Navy to Christen New Guided Missile Destroyer Pinckney

Thursday, June 27, 2002
The newest Arleigh Burke class guided missile destroyer, Pinckney (DDG 91), will be christened Saturday, June 29, 2002, during a 10 a.m. CDT ceremony at Northrop Grumman Ship Systems in Pascagoula, Miss. The ship honors Navy Cook Third Class William Pinckney, (1915-1975), recipient of the Navy Cross for his courageous rescue of a fellow crewmember onboard the USS Enterprise (CV 6) during the World War II Battle of Santa Cruz. When an explosion killed four of the six men at his battle station in an ammunition handling room, Pinckney and the other surviving sailor attempted to exit through a hatch to the hangar deck above. When the other man grasped the scorching hatch, he fell back unconscious. Despite the suffocating smoke, flames, and gasoline fumes surrounding him, Pinckney carried the sailor to safety. For his selfless heroism, Pinckney was awarded the Navy Cross. Mississippi's senior U.S. Senator, The Honorable Thad Cochran, will deliver the ceremony's principal address. Henrietta Middleton Pinckney will serve as sponsor for the ship named for her husband. In the time-honored Navy tradition, she will break a bottle of champagne across the bow to formally christen Pinckney.
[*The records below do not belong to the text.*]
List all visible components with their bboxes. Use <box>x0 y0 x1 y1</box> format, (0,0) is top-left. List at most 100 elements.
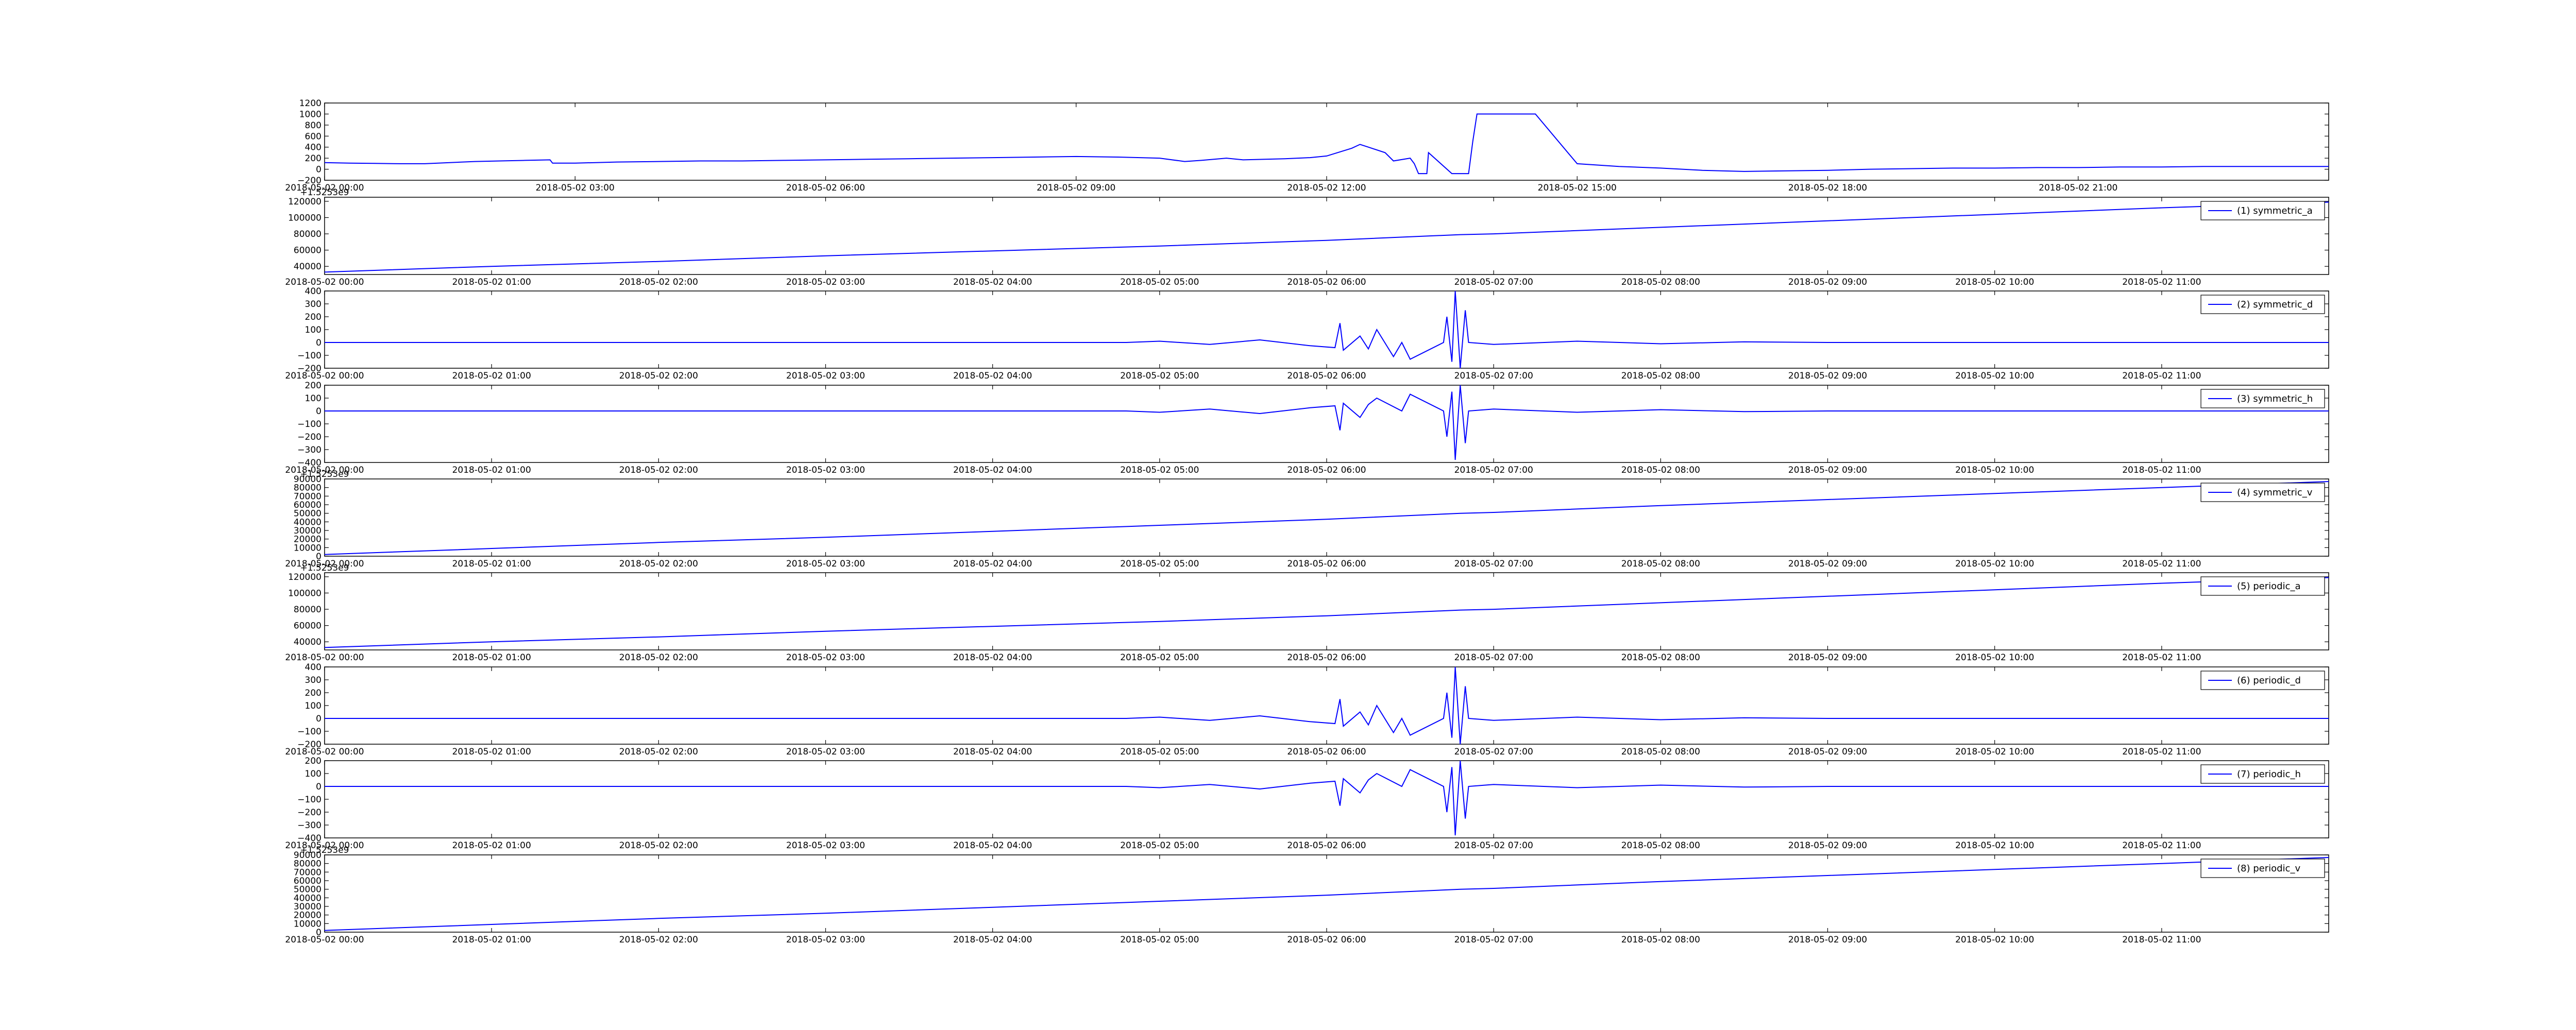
x-tick-label: 2018-05-02 10:00 <box>1955 371 2034 381</box>
axes-frame <box>324 385 2329 463</box>
x-tick-label: 2018-05-02 07:00 <box>1454 653 1533 663</box>
y-tick-label: 80000 <box>294 229 321 239</box>
y-tick-label: −200 <box>297 432 321 442</box>
y-tick-label: 40000 <box>294 262 321 272</box>
y-tick-label: 100 <box>305 393 321 404</box>
legend-label: (1) symmetric_a <box>2237 205 2313 216</box>
x-tick-label: 2018-05-02 11:00 <box>2122 277 2201 287</box>
x-tick-label: 2018-05-02 11:00 <box>2122 465 2201 475</box>
x-tick-label: 2018-05-02 04:00 <box>953 277 1032 287</box>
x-tick-label: 2018-05-02 06:00 <box>1287 559 1366 569</box>
x-tick-label: 2018-05-02 04:00 <box>953 840 1032 851</box>
x-tick-label: 2018-05-02 11:00 <box>2122 371 2201 381</box>
x-tick-label: 2018-05-02 05:00 <box>1120 840 1199 851</box>
x-tick-label: 2018-05-02 06:00 <box>1287 840 1366 851</box>
x-tick-label: 2018-05-02 08:00 <box>1621 277 1700 287</box>
y-tick-label: 800 <box>305 121 321 131</box>
y-tick-label: −100 <box>297 419 321 430</box>
x-tick-label: 2018-05-02 18:00 <box>1788 183 1867 193</box>
y-tick-label: −100 <box>297 727 321 737</box>
x-tick-label: 2018-05-02 08:00 <box>1621 371 1700 381</box>
x-tick-label: 2018-05-02 09:00 <box>1788 465 1867 475</box>
x-tick-label: 2018-05-02 02:00 <box>619 747 698 757</box>
legend: (2) symmetric_d <box>2200 295 2325 314</box>
y-tick-label: 60000 <box>294 621 321 631</box>
x-tick-label: 2018-05-02 04:00 <box>953 465 1032 475</box>
x-tick-label: 2018-05-02 09:00 <box>1037 183 1115 193</box>
x-tick-label: 2018-05-02 10:00 <box>1955 840 2034 851</box>
x-offset-text: +1.5253e9 <box>300 469 349 479</box>
y-tick-label: 100000 <box>288 588 321 598</box>
x-tick-label: 2018-05-02 00:00 <box>285 371 364 381</box>
x-tick-label: 2018-05-02 11:00 <box>2122 935 2201 945</box>
x-tick-label: 2018-05-02 21:00 <box>2039 183 2117 193</box>
x-tick-label: 2018-05-02 08:00 <box>1621 840 1700 851</box>
x-tick-label: 2018-05-02 05:00 <box>1120 653 1199 663</box>
x-tick-label: 2018-05-02 01:00 <box>452 371 531 381</box>
x-tick-label: 2018-05-02 07:00 <box>1454 371 1533 381</box>
x-tick-label: 2018-05-02 00:00 <box>285 653 364 663</box>
y-tick-label: 400 <box>305 143 321 153</box>
y-tick-label: −100 <box>297 351 321 361</box>
legend-label: (6) periodic_d <box>2237 675 2301 686</box>
x-tick-label: 2018-05-02 01:00 <box>452 559 531 569</box>
x-tick-label: 2018-05-02 04:00 <box>953 371 1032 381</box>
legend: (8) periodic_v <box>2200 859 2325 878</box>
x-offset-text: +1.5253e9 <box>300 563 349 573</box>
y-tick-label: 120000 <box>288 572 321 582</box>
x-tick-label: 2018-05-02 07:00 <box>1454 277 1533 287</box>
x-tick-label: 2018-05-02 02:00 <box>619 465 698 475</box>
y-tick-label: −100 <box>297 795 321 805</box>
y-tick-label: 0 <box>316 782 321 792</box>
x-tick-label: 2018-05-02 04:00 <box>953 559 1032 569</box>
series-line <box>325 760 2329 836</box>
x-tick-label: 2018-05-02 03:00 <box>786 747 865 757</box>
x-tick-label: 2018-05-02 11:00 <box>2122 840 2201 851</box>
y-tick-label: 600 <box>305 131 321 142</box>
x-tick-label: 2018-05-02 02:00 <box>619 840 698 851</box>
x-tick-label: 2018-05-02 03:00 <box>786 935 865 945</box>
y-tick-label: 1000 <box>299 109 321 119</box>
subplot-2: −200−10001002003004002018-05-02 00:00 201… <box>285 286 2329 381</box>
x-tick-label: 2018-05-02 10:00 <box>1955 653 2034 663</box>
legend-label: (3) symmetric_h <box>2237 393 2313 404</box>
x-tick-label: 2018-05-02 02:00 <box>619 653 698 663</box>
x-tick-label: 2018-05-02 09:00 <box>1788 653 1867 663</box>
legend: (6) periodic_d <box>2200 671 2325 690</box>
y-tick-label: −300 <box>297 820 321 831</box>
x-tick-label: 2018-05-02 03:00 <box>786 277 865 287</box>
x-tick-label: 2018-05-02 10:00 <box>1955 747 2034 757</box>
x-tick-label: 2018-05-02 05:00 <box>1120 465 1199 475</box>
x-tick-label: 2018-05-02 11:00 <box>2122 653 2201 663</box>
x-tick-label: 2018-05-02 06:00 <box>1287 277 1366 287</box>
y-tick-label: −200 <box>297 808 321 818</box>
y-tick-label: 100000 <box>288 213 321 223</box>
series-line <box>324 481 2329 555</box>
y-tick-label: 80000 <box>294 605 321 615</box>
axes-frame <box>324 478 2329 557</box>
x-tick-label: 2018-05-02 05:00 <box>1120 371 1199 381</box>
y-tick-label: 100 <box>305 325 321 335</box>
series-line <box>324 577 2329 648</box>
x-offset-text: +1.5253e9 <box>300 187 349 198</box>
y-tick-label: 0 <box>316 714 321 724</box>
series-line <box>324 113 2329 175</box>
series-line <box>325 290 2329 369</box>
x-tick-label: 2018-05-02 09:00 <box>1788 277 1867 287</box>
legend-label: (7) periodic_h <box>2237 769 2301 780</box>
x-tick-label: 2018-05-02 01:00 <box>452 653 531 663</box>
x-tick-label: 2018-05-02 06:00 <box>1287 465 1366 475</box>
x-tick-label: 2018-05-02 10:00 <box>1955 277 2034 287</box>
x-tick-label: 2018-05-02 08:00 <box>1621 653 1700 663</box>
y-tick-label: 300 <box>305 675 321 685</box>
legend: (5) periodic_a <box>2200 576 2325 596</box>
x-tick-label: 2018-05-02 08:00 <box>1621 559 1700 569</box>
x-tick-label: 2018-05-02 01:00 <box>452 747 531 757</box>
x-tick-label: 2018-05-02 02:00 <box>619 559 698 569</box>
legend: (4) symmetric_v <box>2200 483 2325 502</box>
legend-label: (8) periodic_v <box>2237 863 2300 874</box>
x-tick-label: 2018-05-02 08:00 <box>1621 747 1700 757</box>
legend-label: (4) symmetric_v <box>2237 487 2313 498</box>
x-tick-label: 2018-05-02 01:00 <box>452 277 531 287</box>
x-tick-label: 2018-05-02 12:00 <box>1287 183 1366 193</box>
Pinckney is the 41st ship of a planned production run of 63 vessels. These multi-mission ships conduct sustained combat operations at sea, providing primary protection for the Navy's aircraft carriers and battle groups, as well as essential escort to Navy and Marine Corps amphibious forces and auxiliary ships, and independent operations as necessary. DDG 91 will be capable of fighting air, surface, and subsurface battles simultaneously. The ship contains myriad offensive and defensive weapons designed to support maritime defense needs well into the 21st century. Cmdr. Robert M. Byron, USN, a 1985 graduate of the U. S. Naval Academy, will be the prospective commanding officer of the ship with a crew of approximately 383 officers and enlisted. Upon its commissioning in early 2004, Pinckney will be homeported in San Diego, Calif., as an element of Destroyer Squadron 23. The 9,300-ton Pinckney is 509.5 feet in length, has a waterline beam of 59 feet, an overall beam of 66.5 ft., and a navigational draft of 31.9 ft. Four gas turbine propulsion plants will power the ship to speeds above 30 knots.